The Niger River
January 9, 2018 | Articles
World maps display the surface of a sphere on a flat surface, necessarily introducing distortion. In the Mercator projection, named for 16th century Flemish cartographer Gerardus Mercator, the lines of longitude are represented as parallel vertical lines, even though on the surface of the earth, the lines of longitude approach each other, until they meet at the poles. Objects near the poles are expanded relative to objects near the equator. Greenland appears as large as, or larger than, Africa; Africa, which straddles the equator, appears deceptively small.
The Niger River, with a drainage basin about two-thirds that of the Mississippi, is tucked into the bulge of Africa, arising in the Guinea Highlands, only about 150 miles (240 km) from the Atlantic— quite close to an ocean for a river that is over 2,500 miles (about 4,000km) long. From its source, the Niger flows east-northeast, away from the ocean, towards the Sahara, before turning southeast and then south, to flow into the Gulf of Benin.
As the 19th century dawned, even though European ships had been sailing down the west coast of Africa for centuries, the Niger’s actual course was unknown to Europeans. Europeans had knowledge of the river from ancient times — its existence had been reported by the Greeks, Phoenicians, and others — but its route was a mystery. Some Europeans speculated that it was linked to the Nile, others to the Congo, and others offered other alternatives.
This lack of European knowledge was at least partly due to the many who did know the Niger: it passed through lands populated by a variety of peoples, many of whom were hostile to outsiders. In 1795, the explorer Mungo Park found the Niger, but did not follow it. He returned in 1805, leading an expedition that included a troop of 44 redcoats.

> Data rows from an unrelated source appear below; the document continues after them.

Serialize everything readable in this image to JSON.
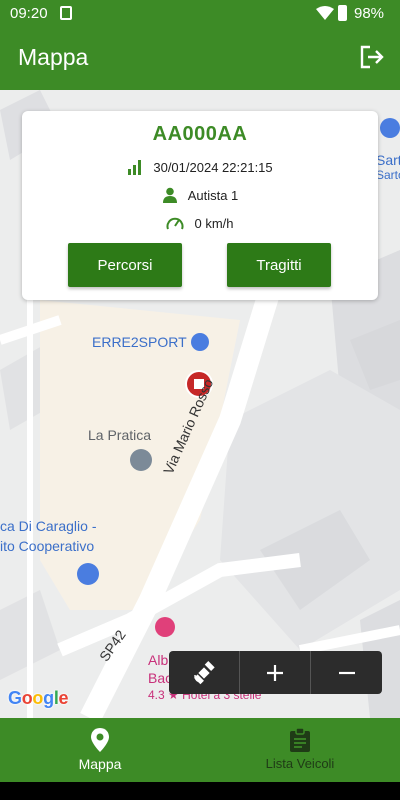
{
  "status_bar": {
    "time": "09:20",
    "battery": "98%"
  },
  "app_bar": {
    "title": "Mappa"
  },
  "vehicle_card": {
    "plate": "AA000AA",
    "datetime": "30/01/2024 22:21:15",
    "driver": "Autista 1",
    "speed": "0 km/h",
    "btn_routes": "Percorsi",
    "btn_trips": "Tragitti"
  },
  "map": {
    "poi_erre2sport": "ERRE2SPORT",
    "poi_la_pratica": "La Pratica",
    "street_mario_rosso": "Via Mario Rosso",
    "poi_bank_line1": "ca Di Caraglio -",
    "poi_bank_line2": "ito Cooperativo",
    "road_sp42": "SP42",
    "poi_hotel_name_1": "Alb",
    "poi_hotel_name_2": "Bac",
    "poi_hotel_rating": "4.3 ★ Hotel a 3 stelle",
    "poi_top_right_1": "Sart",
    "poi_top_right_2": "Sarto",
    "google_logo": "Google"
  },
  "bottom_nav": {
    "items": [
      {
        "label": "Mappa",
        "icon": "map-pin-icon",
        "active": true
      },
      {
        "label": "Lista Veicoli",
        "icon": "clipboard-icon",
        "active": false
      }
    ]
  },
  "colors": {
    "primary": "#3d8b26",
    "button": "#2d7a17",
    "marker": "#c62828"
  }
}
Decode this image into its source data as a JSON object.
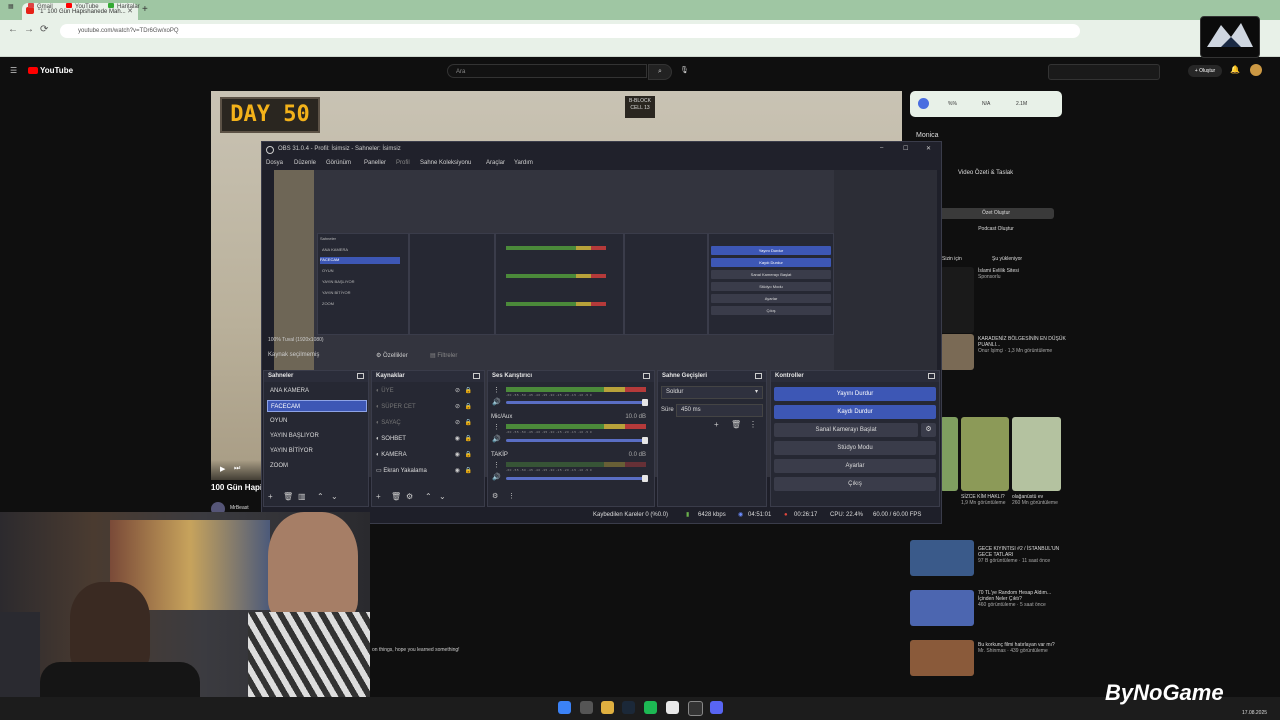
{
  "browser": {
    "tab_title": "\"1\" 100 Gün Hapishanede Mah...",
    "url": "youtube.com/watch?v=TDr6Gw/xoPQ",
    "bookmarks": [
      "Gmail",
      "YouTube",
      "Haritalar"
    ]
  },
  "youtube": {
    "logo": "YouTube",
    "search_placeholder": "Ara",
    "create_label": "Oluştur",
    "video_title": "100 Gün Hapis",
    "channel": "MrBeast",
    "comment_snippet": "on things, hope you learned something!",
    "sidebar": {
      "top_stats": [
        "%%",
        "N/A",
        "2.1M"
      ],
      "monica_title": "Monica",
      "monica_card_title": "Video Özeti & Taslak",
      "monica_btn1": "Özet Oluştur",
      "monica_btn2": "Podcast Oluştur",
      "chips": [
        "Tümü",
        "Sizin için",
        "Şu yükleniyor"
      ],
      "items": [
        {
          "title": "İslami Evlilik Sitesi",
          "meta": "Sponsorlu"
        },
        {
          "title": "KARADENİZ BÖLGESİNİN EN DÜŞÜK PUANLI...",
          "meta": "Onur Işimçi · 1,3 Mn görüntüleme"
        },
        {
          "title": "SİZCE KİM HAKLI?",
          "meta": "1,9 Mn görüntüleme"
        },
        {
          "title": "olağanüstü ev",
          "meta": "260 Mn görüntüleme"
        },
        {
          "title": "GECE KIYINTISI #2 / İSTANBUL'UN GECE TATLARI",
          "meta": "97 B görüntüleme · 11 saat önce"
        },
        {
          "title": "70 TL'ye Random Hesap Aldım... İçinden Neler Çıktı?",
          "meta": "460 görüntüleme · 5 saat önce"
        },
        {
          "title": "Bu korkunç filmi hatırlayan var mı?",
          "meta": "Mr. Shinmas · 439 görüntüleme"
        }
      ]
    }
  },
  "obs": {
    "title": "OBS 31.0.4 - Profil: İsimsiz - Sahneler: İsimsiz",
    "menu": [
      "Dosya",
      "Düzenle",
      "Görünüm",
      "Paneller",
      "Profil",
      "Sahne Koleksiyonu",
      "Araçlar",
      "Yardım"
    ],
    "preview_status": "100%  Tuval (1920x1080)",
    "no_source": "Kaynak seçilmemiş",
    "props_label": "Özellikler",
    "filters_label": "Filtreler",
    "docks": {
      "scenes": "Sahneler",
      "sources": "Kaynaklar",
      "mixer": "Ses Karıştırıcı",
      "transitions": "Sahne Geçişleri",
      "controls": "Kontroller"
    },
    "scenes": [
      "ANA KAMERA",
      "FACECAM",
      "OYUN",
      "YAYIN BAŞLIYOR",
      "YAYIN BİTİYOR",
      "ZOOM"
    ],
    "selected_scene": "FACECAM",
    "sources": [
      {
        "name": "ÜYE",
        "visible": false
      },
      {
        "name": "SÜPER CET",
        "visible": false
      },
      {
        "name": "SAYAÇ",
        "visible": false
      },
      {
        "name": "SOHBET",
        "visible": true
      },
      {
        "name": "KAMERA",
        "visible": true
      },
      {
        "name": "Ekran Yakalama",
        "visible": true
      }
    ],
    "mixer": {
      "scale": "-60 -55 -50 -45 -40 -35 -30 -25 -20 -15 -10 -5 0",
      "channels": [
        {
          "name": "",
          "value": ""
        },
        {
          "name": "Mic/Aux",
          "value": "10.0 dB"
        },
        {
          "name": "TAKİP",
          "value": "0.0 dB"
        }
      ]
    },
    "transition": {
      "type": "Soldur",
      "duration_label": "Süre",
      "duration": "450 ms"
    },
    "controls": [
      "Yayını Durdur",
      "Kaydı Durdur",
      "Sanal Kamerayı Başlat",
      "Stüdyo Modu",
      "Ayarlar",
      "Çıkış"
    ],
    "status": {
      "dropped": "Kaybedilen Kareler 0 (%0.0)",
      "bitrate": "6428 kbps",
      "stream_time": "04:51:01",
      "rec_time": "00:26:17",
      "cpu": "CPU: 22.4%",
      "fps": "60.00 / 60.00 FPS"
    }
  },
  "overlay": {
    "day_label": "DAY 50",
    "block_label": "B-BLOCK CELL 13",
    "brand": "ByNoGame",
    "date": "17.08.2025"
  },
  "colors": {
    "obs_accent": "#3d57b5",
    "obs_bg": "#1e1f29",
    "browser_chrome": "#e8f1e8",
    "youtube_red": "#ff0000"
  }
}
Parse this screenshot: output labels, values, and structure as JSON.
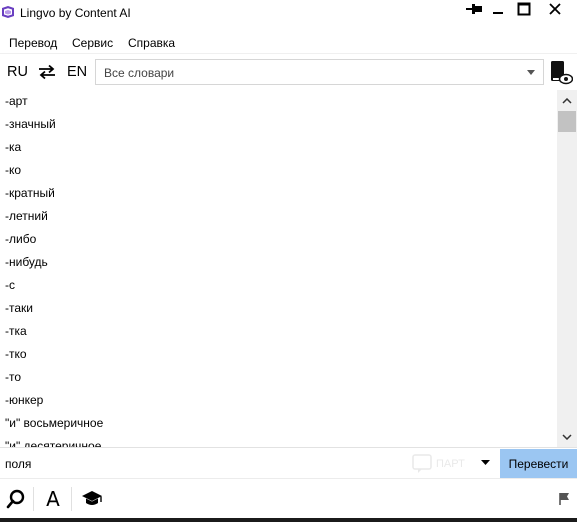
{
  "window": {
    "title": "Lingvo by Content AI",
    "controls": [
      "pin-icon",
      "minimize-icon",
      "maximize-icon",
      "close-icon"
    ]
  },
  "menu": {
    "items": [
      "Перевод",
      "Сервис",
      "Справка"
    ]
  },
  "langbar": {
    "source": "RU",
    "target": "EN",
    "dictionaries_placeholder": "Все словари"
  },
  "wordlist": {
    "items": [
      "-арт",
      "-значный",
      "-ка",
      "-ко",
      "-кратный",
      "-летний",
      "-либо",
      "-нибудь",
      "-с",
      "-таки",
      "-тка",
      "-тко",
      "-то",
      "-юнкер",
      "\"и\" восьмеричное",
      "\"и\" десятеричное"
    ]
  },
  "search": {
    "query": "поля",
    "translate_label": "Перевести",
    "watermark_text": "ПАРТ"
  },
  "colors": {
    "translate_button": "#9bc6f2",
    "scroll_thumb": "#c2c2c2",
    "logo": "#6a3fc1"
  },
  "toolbar": {
    "font_label": "A",
    "icons": [
      "search-icon",
      "font-icon",
      "graduation-cap-icon",
      "flag-icon"
    ]
  }
}
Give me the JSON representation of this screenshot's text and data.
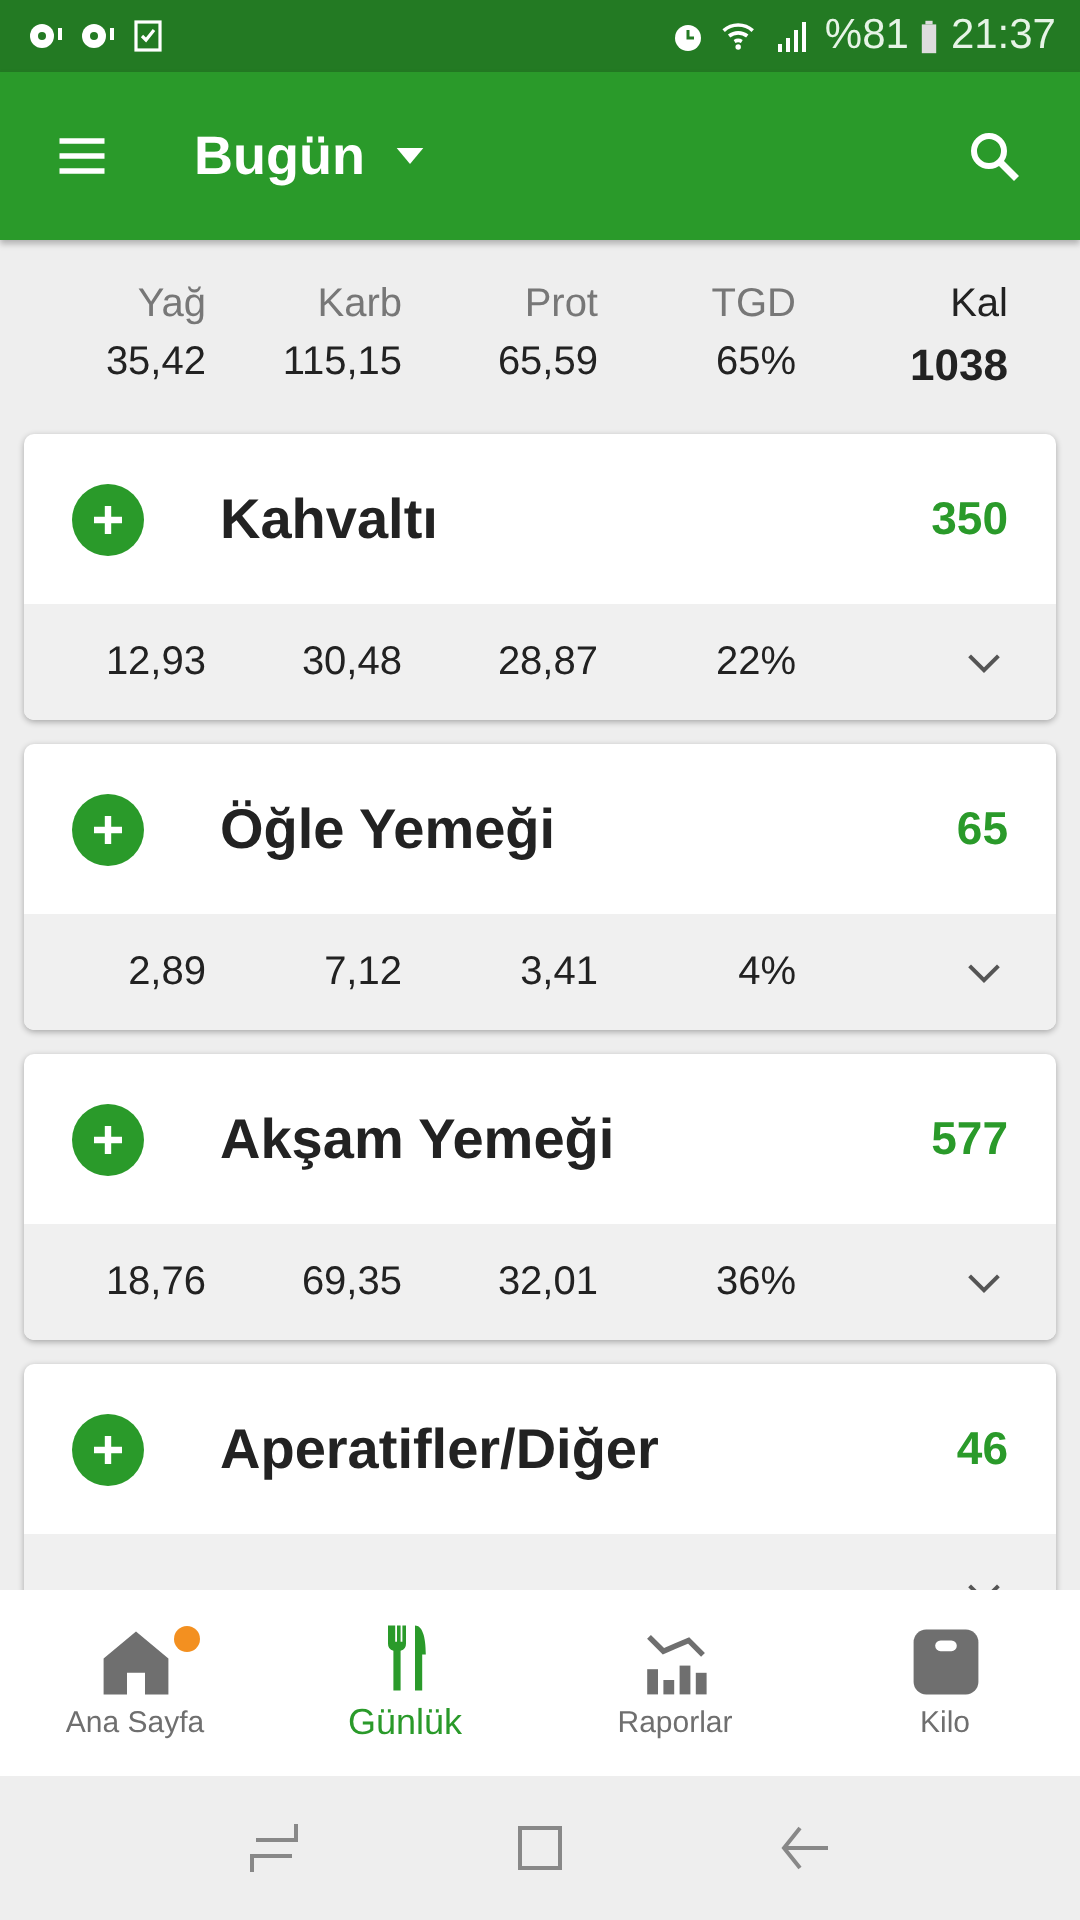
{
  "status_bar": {
    "battery": "%81",
    "time": "21:37"
  },
  "toolbar": {
    "title": "Bugün"
  },
  "summary": {
    "columns": [
      {
        "label": "Yağ",
        "value": "35,42"
      },
      {
        "label": "Karb",
        "value": "115,15"
      },
      {
        "label": "Prot",
        "value": "65,59"
      },
      {
        "label": "TGD",
        "value": "65%"
      }
    ],
    "total": {
      "label": "Kal",
      "value": "1038"
    }
  },
  "meals": [
    {
      "name": "Kahvaltı",
      "calories": "350",
      "stats": [
        "12,93",
        "30,48",
        "28,87",
        "22%"
      ],
      "expanded": false
    },
    {
      "name": "Öğle Yemeği",
      "calories": "65",
      "stats": [
        "2,89",
        "7,12",
        "3,41",
        "4%"
      ],
      "expanded": false
    },
    {
      "name": "Akşam Yemeği",
      "calories": "577",
      "stats": [
        "18,76",
        "69,35",
        "32,01",
        "36%"
      ],
      "expanded": false
    },
    {
      "name": "Aperatifler/Diğer",
      "calories": "46",
      "expanded": false
    }
  ],
  "bottom_nav": [
    {
      "kind": "home",
      "label": "Ana Sayfa",
      "selected": false,
      "badge": true
    },
    {
      "kind": "diary",
      "label": "Günlük",
      "selected": true,
      "badge": false
    },
    {
      "kind": "reports",
      "label": "Raporlar",
      "selected": false,
      "badge": false
    },
    {
      "kind": "scale",
      "label": "Kilo",
      "selected": false,
      "badge": false
    }
  ]
}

They never returned, reportedly killed by locals. Disease, too, preyed upon explorers.
In the early decades of the 19th century, the British Lords of the Admiralty sent several expeditions to map the Niger. Most failed, with many casualties, but by 1831, the last portions of the river were mapped by an Englishman named Richard Lander, setting the stage for the expansion of European imperial control in the 1870s and 1880s.